Which brings us to the latest development in the great political reform saga, which seemed so important before the Umbrella Movement stamped ‘Beside the Point’ if not ‘Dead on Arrival’ all over it late last year. The Election/Nomination Committee tasked with picking two or three Beijing-approved candidates for the 2017 Chief Executive election could be expanded from 1,200 to 1,600 with Extra Special Added Sectors for women, young people and – yes we’re getting desperate – civil servants. So an anonymous government source tells the South China Morning Post (perhaps on condition that the newspaper refers to the rubber-stamp body as ‘the electoral college’).
Adding seats to rigged bodies is the oldest and lamest trick in the Hong Kong non-democratization book.Adding seats to rigged bodies is the oldest and lamest trick in the Hong Kong non-democratization book. Although the Election Committee and the Legislative Council have been expanded over the years, the composition has remained in proportion – safely stacked with a smallish but dependable majority of members obedient to the Chinese Communist Party, plus another 30 percent or 40 percent who are semi-reliable shoe-shiners, and a small rump of pro-democrats for window dressing. This promises to be more of the same.
Let’s say there would be 100 new seats for ‘young people’. Typically, maybe 20 of these members would be directly elected by members of student unions – meaning most would be pro-democrats. But another 30 would be returned by (say) youth bodies from the Boy Scouts to the HK Army Cadet Red Guards, whose grown-up and pro-establishment leaders would pick suitably sensible individuals. And the remaining 50 would be chosen by other community organizations, which on closer inspection would mostly turn out to be United Front groups. The SCMP source maintains that it would be more one-man-one-vote than this, but we can be sure the net result would be the status quo: a body that delivers a result predetermined by Beijing. (Why not chuck in a Middle-Aged Private-Sector Guys’ Constituency while you’re at it?)

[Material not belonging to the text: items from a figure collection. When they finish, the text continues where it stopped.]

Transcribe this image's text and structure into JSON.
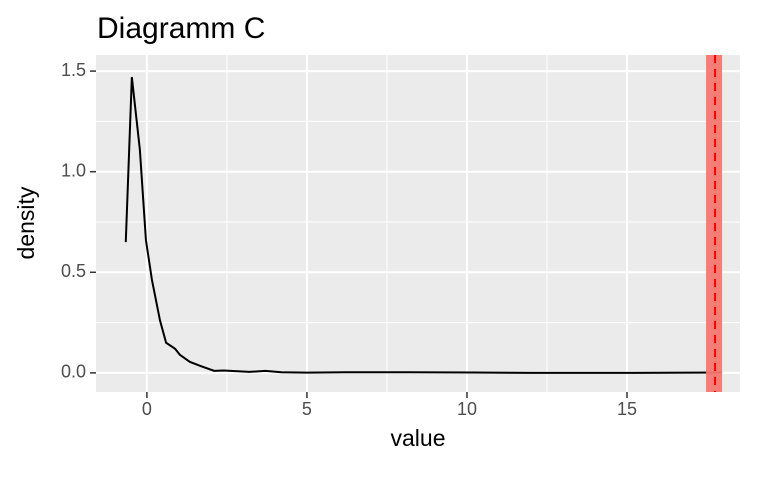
{
  "chart_data": {
    "type": "line",
    "title": "Diagramm C",
    "x_label": "value",
    "y_label": "density",
    "x": [
      -0.66,
      -0.47,
      -0.22,
      -0.03,
      0.16,
      0.41,
      0.6,
      0.88,
      1.03,
      1.34,
      1.66,
      2.1,
      2.4,
      3.2,
      3.7,
      4.2,
      5,
      6.2,
      8.2,
      10.2,
      12,
      15,
      17.97
    ],
    "values": [
      0.65,
      1.47,
      1.11,
      0.66,
      0.46,
      0.26,
      0.15,
      0.12,
      0.09,
      0.055,
      0.035,
      0.01,
      0.012,
      0.005,
      0.01,
      0.003,
      0.001,
      0.003,
      0.003,
      0.002,
      0,
      0,
      0.002
    ],
    "color": "#000000",
    "xlim": [
      -1.59,
      18.53
    ],
    "ylim": [
      -0.095,
      1.58
    ],
    "xticks": [
      0,
      5,
      10,
      15
    ],
    "yticks": [
      {
        "value": 0,
        "label": "0.0"
      },
      {
        "value": 0.5,
        "label": "0.5"
      },
      {
        "value": 1,
        "label": "1.0"
      },
      {
        "value": 1.5,
        "label": "1.5"
      }
    ],
    "x_minor_ticks": [
      2.5,
      7.5,
      12.5,
      17.5
    ],
    "y_minor_ticks": [
      0.25,
      0.75,
      1.25
    ],
    "grid": true,
    "band": [
      17.47,
      17.97
    ],
    "band_color": "#f8766d",
    "vline": 17.75,
    "vline_color": "#ff0000"
  }
}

Why are they bothering? One possibility is that (mostly local) officials are genuinely alarmed at the prospect of pro-dem legislators vetoing the reform package and leaving Hong Kong less governable than ever. Another all-too believable possibility is that (mostly Beijing) officials are concerned that popular opinion is leaning too far in support of a veto, when the aim is to avoid even a managed form of universal suffrage as too worrying to the increasingly authoritarian Xi regime – and get the public to blame the evil pro-democrats for it. Or, of course, both.